Dynamic analysis and driving performance verification of multi-functional electric tracked vehicles for greenhouses in hilly and mountainous areas

Hilly and mountainous areas account for approximately one-third of China's total cultivated land, where crops such as tobacco, tea, fruit trees, and tall-stalk varieties such as sorghum are extensively cultivated. However, the level of mechanization in crop production remains relatively low, primarily because of the poor adaptability of existing agricultural machinery to rugged terrain. Conventional crawler chassis struggle to simultaneously meet the requirements of high ground clearance and operational stability, and their limited functionality further restricts efficient agricultural production in these regions. To address these challenges, this paper presents a novel high-clearance electric crawler chassis designed for greenhouse hilly and mountainous areas.
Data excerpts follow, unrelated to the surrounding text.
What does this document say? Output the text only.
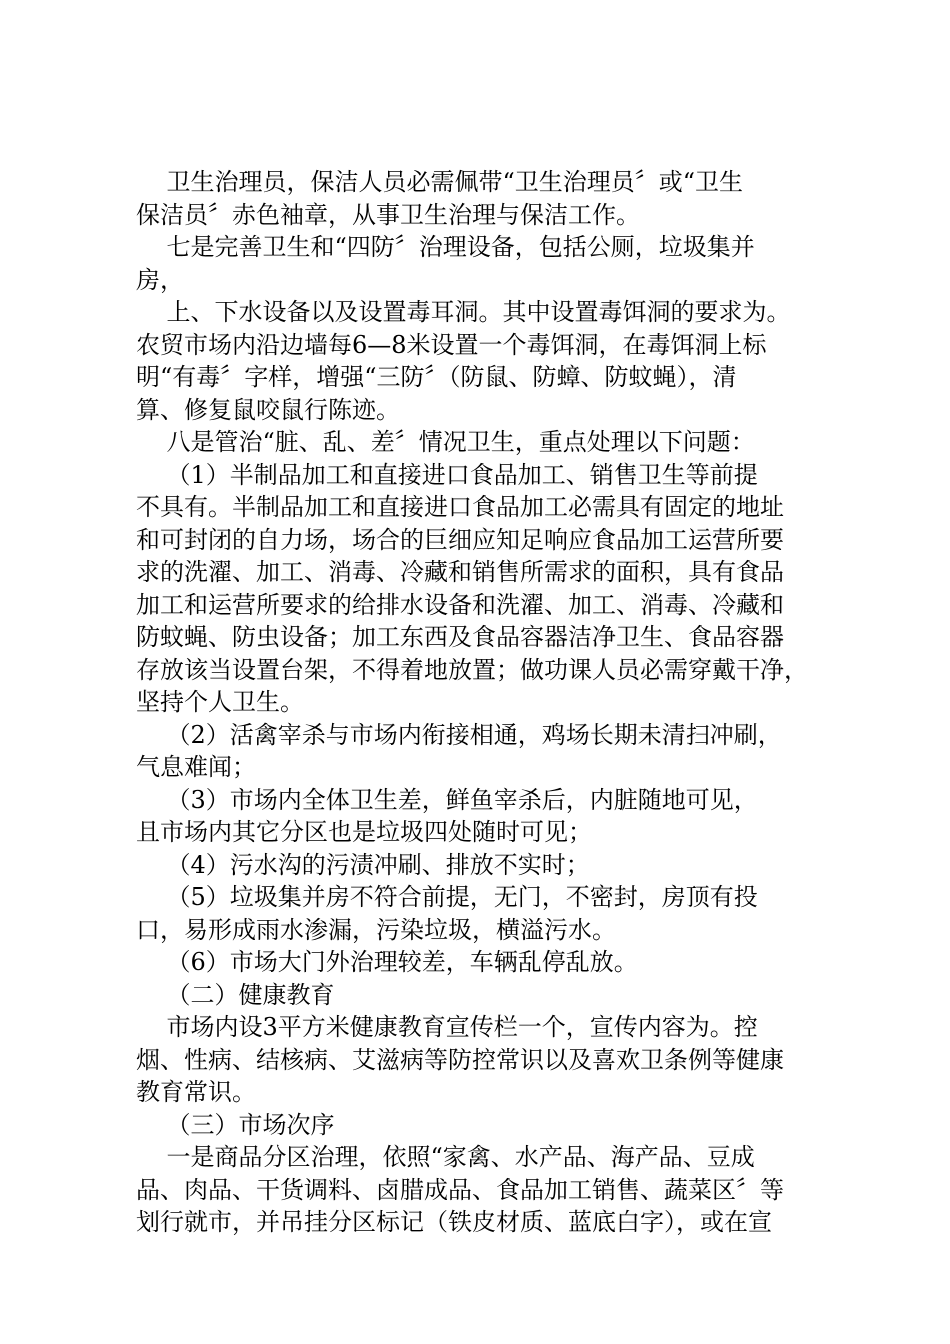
卫生治理员，保洁人员必需佩带“卫生治理员〞或“卫生
保洁员〞赤色袖章，从事卫生治理与保洁工作。
七是完善卫生和“四防〞治理设备，包括公厕，垃圾集并
房，
上、下水设备以及设置毒耳洞。其中设置毒饵洞的要求为。
农贸市场内沿边墙每6—8米设置一个毒饵洞，在毒饵洞上标
明“有毒〞字样，增强“三防〞（防鼠、防蟑、防蚊蝇），清
算、修复鼠咬鼠行陈迹。
八是管治“脏、乱、差〞情况卫生，重点处理以下问题：
（1）半制品加工和直接进口食品加工、销售卫生等前提
不具有。半制品加工和直接进口食品加工必需具有固定的地址
和可封闭的自力场，场合的巨细应知足响应食品加工运营所要
求的洗濯、加工、消毒、冷藏和销售所需求的面积，具有食品
加工和运营所要求的给排水设备和洗濯、加工、消毒、冷藏和
防蚊蝇、防虫设备；加工东西及食品容器洁净卫生、食品容器
存放该当设置台架，不得着地放置；做功课人员必需穿戴干净，
坚持个人卫生。
（2）活禽宰杀与市场内衔接相通，鸡场长期未清扫冲刷，
气息难闻；
（3）市场内全体卫生差，鲜鱼宰杀后，内脏随地可见，
且市场内其它分区也是垃圾四处随时可见；
（4）污水沟的污渍冲刷、排放不实时；
（5）垃圾集并房不符合前提，无门，不密封，房顶有投
口，易形成雨水渗漏，污染垃圾，横溢污水。
（6）市场大门外治理较差，车辆乱停乱放。
（二）健康教育
市场内设3平方米健康教育宣传栏一个，宣传内容为。控
烟、性病、结核病、艾滋病等防控常识以及喜欢卫条例等健康
教育常识。
（三）市场次序
一是商品分区治理，依照“家禽、水产品、海产品、豆成
品、肉品、干货调料、卤腊成品、食品加工销售、蔬菜区〞等
划行就市，并吊挂分区标记（铁皮材质、蓝底白字），或在宣
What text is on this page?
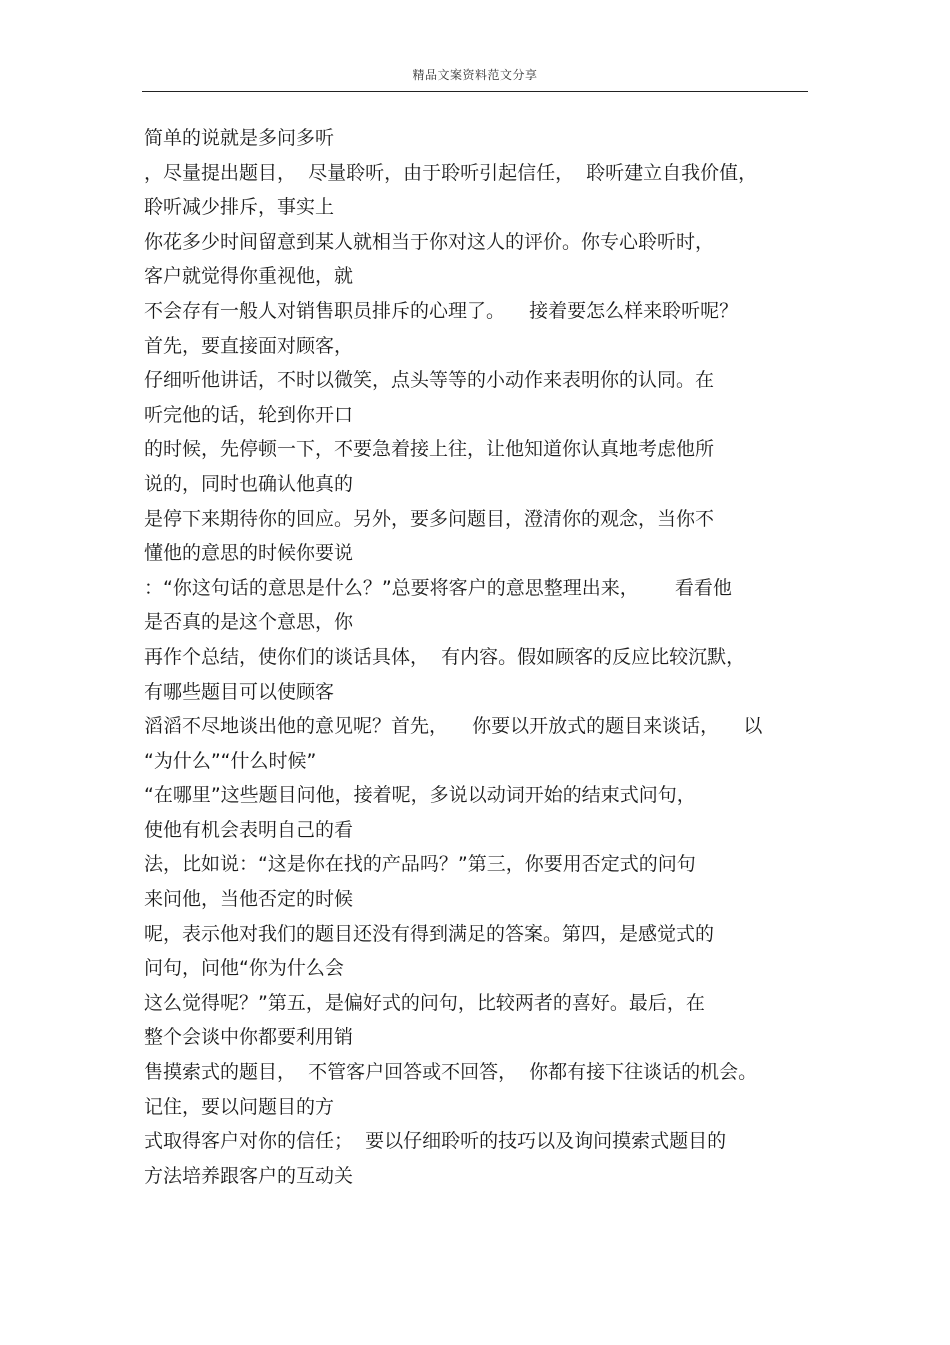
精品文案资料范文分享
简单的说就是多问多听
，尽量提出题目，  尽量聆听，由于聆听引起信任，  聆听建立自我价值，
聆听减少排斥，事实上
你花多少时间留意到某人就相当于你对这人的评价。你专心聆听时，
客户就觉得你重视他，就
不会存有一般人对销售职员排斥的心理了。    接着要怎么样来聆听呢？
首先，要直接面对顾客，
仔细听他讲话，不时以微笑，点头等等的小动作来表明你的认同。在
听完他的话，轮到你开口
的时候，先停顿一下，不要急着接上往，让他知道你认真地考虑他所
说的，同时也确认他真的
是停下来期待你的回应。另外，要多问题目，澄清你的观念，当你不
懂他的意思的时候你要说
：“你这句话的意思是什么？”总要将客户的意思整理出来，      看看他
是否真的是这个意思，你
再作个总结，使你们的谈话具体，  有内容。假如顾客的反应比较沉默，
有哪些题目可以使顾客
滔滔不尽地谈出他的意见呢？首先，    你要以开放式的题目来谈话，    以
“为什么”“什么时候”
“在哪里”这些题目问他，接着呢，多说以动词开始的结束式问句，
使他有机会表明自己的看
法，比如说：“这是你在找的产品吗？”第三，你要用否定式的问句
来问他，当他否定的时候
呢，表示他对我们的题目还没有得到满足的答案。第四，是感觉式的
问句，问他“你为什么会
这么觉得呢？”第五，是偏好式的问句，比较两者的喜好。最后，在
整个会谈中你都要利用销
售摸索式的题目，  不管客户回答或不回答，  你都有接下往谈话的机会。
记住，要以问题目的方
式取得客户对你的信任；  要以仔细聆听的技巧以及询问摸索式题目的
方法培养跟客户的互动关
The chassis employs a gantry frame with a ground clearance of 1550 mm, facilitating operation over tall row crops. It adopts a dual-motor independent drive scheme, ensuring the continuity of power and achieving in-place steering. A longitudinal center-of-gravity adjustment device driven by dual electric actuators allows the frame to shift ±350 mm relative to the crawler traveling system. Multibody dynamics simulations conducted in RecurDyn 2023 demonstrated that the chassis can achieve a maximum climbing angle of 38°, crossing for trenches up to 800 mm wide and can surmount vertical obstacles up to 300 mm high. Field tests carried out on slopes in accordance with Chinese National Standard GB/T 3871-2004 revealed that the longitudinal center-of-gravity adjustment device significantly enhanced the driving performance of the high-clearance crawler chassis. When activated, the maximum safe climbing angle increased from 30° to 35°, the maximum obstacle surmounting height at 3.6 km/h increased from 250 mm to 300 mm, and the maximum trench-crossing width increased from 600 mm to 700 mm. At 5.4 km/h, the trench-crossing width increased from 700 mm to 750 mm. The field test results were consistent with the simulation outcomes. The development of this high-clearance crawler chassis effectively reconciles the competing demands of high ground clearance and stability while improving overall versatility. It provides valuable technical insights for the design of safe and efficient agricultural machinery suited to complex terrains in hilly and mountainous regions, contributing significantly to the advancement of agricultural mechanization and modernization in these areas.